Vibration control and mitigation in turbomachinery

The thesis project is directly concerned with safety and reliability as it addresses the problem of High Cycle Fatigue (HCF) failure of turbine blades. Turbine blades can be found in engines used to power aircrafts and electrical generators. Statistics suggest that on average 2.5 HCF events occur on each new design engine. These failures happen suddenly, as resonant vibrations cause cracks which usually propagate very rapidly. Since it is often impossible to avoid the presence and growth of such resonant vibrations, designers frequently incorporate dry friction devices into turbine designs. Typical examples of friction dampers are shrouds, snubbers and underplatform dampers. Despite the continuous effort found in the literature in terms of modeling and optimization strategies, the lack of knowledge on the damping mechanism and on the parameters used to characterize it cause problems at all levels of the life cycle of bladed disks. The design process is uncertain, and therefore lengthy and costly because the knowledge of the dynamic behavior of the system has to be substituted with extensive experimental verifications. Furthermore, the imperfect knowledge of the real life expectancy of components prevents scheduling opportune periodic maintenance leading to potential safety hazard and logistical problems associated with unreliability. The focus of the dissertation is on under-platform dampers and their effect on bladed disks.
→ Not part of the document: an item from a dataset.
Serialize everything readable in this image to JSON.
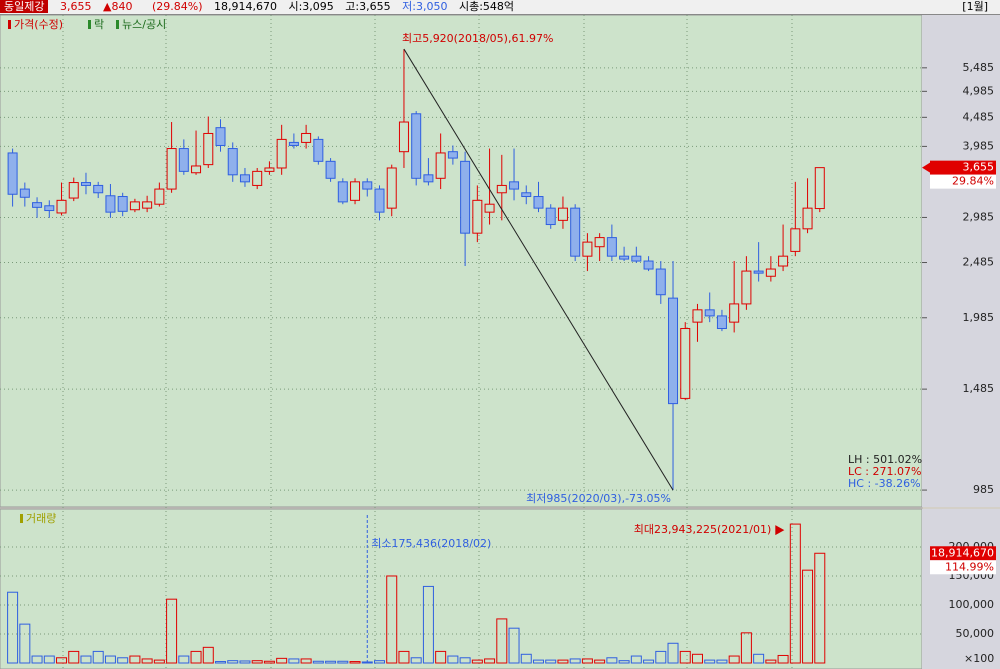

All numerical models of friction-damped bladed arrays require information of contact parameters. The main goal is to face part of this knowledge limitation through a purposely developed experimental-numerical method. Direct measurements on dampers are used to estimate contact parameters to be used as input to a state-of-the-art numerical model. The numerical model, validated against independent experimental evidence, is proven to be predictive, thus paving the way to the creation of a reliable design and optimization tool.